The exhibition begins with an
introductory statement written by the Heiltsuk Tribal
Council to answer the question ‘who are we?' It emphasizes
the five Heiltsuk artists named in the R.W. Large
collection, relates their works to the families of these
artists, and links their art to contemporary Heiltsuk
culture through interviews with other present-day artists
and community members. The exhibition includes a historical
overview with a discussion of the impact of European contact
on the Heiltsuk people. Other themes explored in the
exhibition include: the story of how the R.W. Large
Collection came to the ROM; the feelings Heiltsuk people
have about the storage of their matedal outside of their
community; and, the inter-connectedness of art to the family
and community, to their traditional ceremonies and to their
resources in the land and the sea. The final section
addresses the importance of Heiltsuk art to the survival and
well-being of the Heiitsuk Nation.
Curator and co-curator for this unique
exhibition are Para Brown, Curator of Ethnology and Media at
UBC's Museum of Anthropology, and Martha Black, Curator of
Ethnology at the Royal British Columbia Museum and author of
the book 'Bella Bella: A Season of Heiltsuk Art (available
at the ROM Shop for $45.00).
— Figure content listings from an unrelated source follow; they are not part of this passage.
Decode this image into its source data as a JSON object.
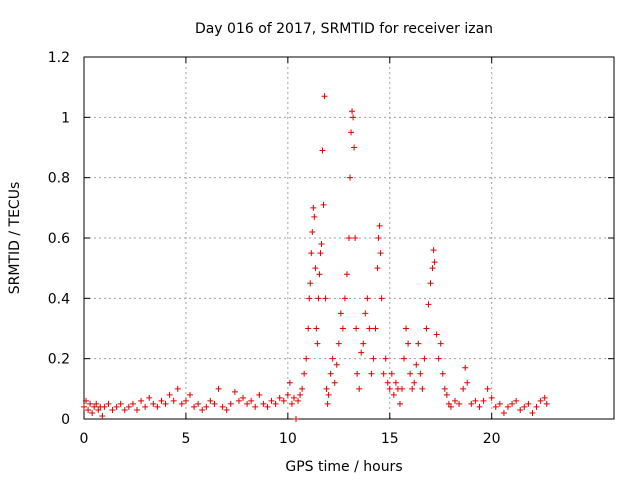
{
  "chart_data": {
    "type": "scatter",
    "title": "Day 016 of 2017, SRMTID for receiver izan",
    "xlabel": "GPS time / hours",
    "ylabel": "SRMTID / TECUs",
    "xlim": [
      0,
      26
    ],
    "ylim": [
      0,
      1.2
    ],
    "x_ticks": [
      0,
      5,
      10,
      15,
      20
    ],
    "y_ticks": [
      0,
      0.2,
      0.4,
      0.6,
      0.8,
      1,
      1.2
    ],
    "y_tick_labels": [
      "0",
      "0.2",
      "0.4",
      "0.6",
      "0.8",
      "1",
      "1.2"
    ],
    "grid": true,
    "marker": "+",
    "color": "#e00000",
    "series": [
      {
        "name": "SRMTID",
        "points": [
          [
            0.0,
            0.04
          ],
          [
            0.1,
            0.06
          ],
          [
            0.2,
            0.03
          ],
          [
            0.3,
            0.05
          ],
          [
            0.4,
            0.02
          ],
          [
            0.5,
            0.04
          ],
          [
            0.6,
            0.05
          ],
          [
            0.7,
            0.03
          ],
          [
            0.8,
            0.04
          ],
          [
            0.9,
            0.01
          ],
          [
            1.0,
            0.04
          ],
          [
            1.2,
            0.05
          ],
          [
            1.4,
            0.03
          ],
          [
            1.6,
            0.04
          ],
          [
            1.8,
            0.05
          ],
          [
            2.0,
            0.03
          ],
          [
            2.2,
            0.04
          ],
          [
            2.4,
            0.05
          ],
          [
            2.6,
            0.03
          ],
          [
            2.8,
            0.06
          ],
          [
            3.0,
            0.04
          ],
          [
            3.2,
            0.07
          ],
          [
            3.4,
            0.05
          ],
          [
            3.6,
            0.04
          ],
          [
            3.8,
            0.06
          ],
          [
            4.0,
            0.05
          ],
          [
            4.2,
            0.08
          ],
          [
            4.4,
            0.06
          ],
          [
            4.6,
            0.1
          ],
          [
            4.8,
            0.05
          ],
          [
            5.0,
            0.06
          ],
          [
            5.2,
            0.08
          ],
          [
            5.4,
            0.04
          ],
          [
            5.6,
            0.05
          ],
          [
            5.8,
            0.03
          ],
          [
            6.0,
            0.04
          ],
          [
            6.2,
            0.06
          ],
          [
            6.4,
            0.05
          ],
          [
            6.6,
            0.1
          ],
          [
            6.8,
            0.04
          ],
          [
            7.0,
            0.03
          ],
          [
            7.2,
            0.05
          ],
          [
            7.4,
            0.09
          ],
          [
            7.6,
            0.06
          ],
          [
            7.8,
            0.07
          ],
          [
            8.0,
            0.05
          ],
          [
            8.2,
            0.06
          ],
          [
            8.4,
            0.04
          ],
          [
            8.6,
            0.08
          ],
          [
            8.8,
            0.05
          ],
          [
            9.0,
            0.04
          ],
          [
            9.2,
            0.06
          ],
          [
            9.4,
            0.05
          ],
          [
            9.6,
            0.07
          ],
          [
            9.8,
            0.06
          ],
          [
            10.0,
            0.08
          ],
          [
            10.1,
            0.12
          ],
          [
            10.2,
            0.05
          ],
          [
            10.3,
            0.07
          ],
          [
            10.4,
            0.0
          ],
          [
            10.5,
            0.06
          ],
          [
            10.6,
            0.08
          ],
          [
            10.7,
            0.1
          ],
          [
            10.8,
            0.15
          ],
          [
            10.9,
            0.2
          ],
          [
            11.0,
            0.3
          ],
          [
            11.05,
            0.4
          ],
          [
            11.1,
            0.45
          ],
          [
            11.15,
            0.55
          ],
          [
            11.2,
            0.62
          ],
          [
            11.25,
            0.7
          ],
          [
            11.3,
            0.67
          ],
          [
            11.35,
            0.5
          ],
          [
            11.4,
            0.3
          ],
          [
            11.45,
            0.25
          ],
          [
            11.5,
            0.4
          ],
          [
            11.55,
            0.48
          ],
          [
            11.6,
            0.55
          ],
          [
            11.65,
            0.58
          ],
          [
            11.7,
            0.89
          ],
          [
            11.75,
            0.71
          ],
          [
            11.8,
            1.07
          ],
          [
            11.85,
            0.4
          ],
          [
            11.9,
            0.1
          ],
          [
            11.95,
            0.05
          ],
          [
            12.0,
            0.08
          ],
          [
            12.1,
            0.15
          ],
          [
            12.2,
            0.2
          ],
          [
            12.3,
            0.12
          ],
          [
            12.4,
            0.18
          ],
          [
            12.5,
            0.25
          ],
          [
            12.6,
            0.35
          ],
          [
            12.7,
            0.3
          ],
          [
            12.8,
            0.4
          ],
          [
            12.9,
            0.48
          ],
          [
            13.0,
            0.6
          ],
          [
            13.05,
            0.8
          ],
          [
            13.1,
            0.95
          ],
          [
            13.15,
            1.02
          ],
          [
            13.2,
            1.0
          ],
          [
            13.25,
            0.9
          ],
          [
            13.3,
            0.6
          ],
          [
            13.35,
            0.3
          ],
          [
            13.4,
            0.15
          ],
          [
            13.5,
            0.1
          ],
          [
            13.6,
            0.22
          ],
          [
            13.7,
            0.25
          ],
          [
            13.8,
            0.35
          ],
          [
            13.9,
            0.4
          ],
          [
            14.0,
            0.3
          ],
          [
            14.1,
            0.15
          ],
          [
            14.2,
            0.2
          ],
          [
            14.3,
            0.3
          ],
          [
            14.4,
            0.5
          ],
          [
            14.45,
            0.6
          ],
          [
            14.5,
            0.64
          ],
          [
            14.55,
            0.55
          ],
          [
            14.6,
            0.4
          ],
          [
            14.7,
            0.15
          ],
          [
            14.8,
            0.2
          ],
          [
            14.9,
            0.12
          ],
          [
            15.0,
            0.1
          ],
          [
            15.1,
            0.15
          ],
          [
            15.2,
            0.08
          ],
          [
            15.3,
            0.12
          ],
          [
            15.4,
            0.1
          ],
          [
            15.5,
            0.05
          ],
          [
            15.6,
            0.1
          ],
          [
            15.7,
            0.2
          ],
          [
            15.8,
            0.3
          ],
          [
            15.9,
            0.25
          ],
          [
            16.0,
            0.15
          ],
          [
            16.1,
            0.1
          ],
          [
            16.2,
            0.12
          ],
          [
            16.3,
            0.18
          ],
          [
            16.4,
            0.25
          ],
          [
            16.5,
            0.15
          ],
          [
            16.6,
            0.1
          ],
          [
            16.7,
            0.2
          ],
          [
            16.8,
            0.3
          ],
          [
            16.9,
            0.38
          ],
          [
            17.0,
            0.45
          ],
          [
            17.1,
            0.5
          ],
          [
            17.15,
            0.56
          ],
          [
            17.2,
            0.52
          ],
          [
            17.3,
            0.28
          ],
          [
            17.4,
            0.2
          ],
          [
            17.5,
            0.25
          ],
          [
            17.6,
            0.15
          ],
          [
            17.7,
            0.1
          ],
          [
            17.8,
            0.08
          ],
          [
            17.9,
            0.05
          ],
          [
            18.0,
            0.04
          ],
          [
            18.2,
            0.06
          ],
          [
            18.4,
            0.05
          ],
          [
            18.6,
            0.1
          ],
          [
            18.7,
            0.17
          ],
          [
            18.8,
            0.12
          ],
          [
            19.0,
            0.05
          ],
          [
            19.2,
            0.06
          ],
          [
            19.4,
            0.04
          ],
          [
            19.6,
            0.06
          ],
          [
            19.8,
            0.1
          ],
          [
            20.0,
            0.07
          ],
          [
            20.2,
            0.04
          ],
          [
            20.4,
            0.05
          ],
          [
            20.6,
            0.02
          ],
          [
            20.8,
            0.04
          ],
          [
            21.0,
            0.05
          ],
          [
            21.2,
            0.06
          ],
          [
            21.4,
            0.03
          ],
          [
            21.6,
            0.04
          ],
          [
            21.8,
            0.05
          ],
          [
            22.0,
            0.02
          ],
          [
            22.2,
            0.04
          ],
          [
            22.4,
            0.06
          ],
          [
            22.6,
            0.07
          ],
          [
            22.7,
            0.05
          ]
        ]
      }
    ]
  }
}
Ken Lister, Acting Head of the
ROM's Anthropology Department,' is the ROM's curatorial
spokesperson for this exhibition. During this same period,
the ROM is sending a complementary traveling exhibit, based
also on the ROM's collections, to the Heiltsuk Cultural
Education Centre in Bella Bella. These exhibitions were
produced in collaboration with the Heiltsuk Tribal Council,
the Heiltsuk Cultural Education Centre, the Royal Ontario
Museum and the Royal British Columbia Museum.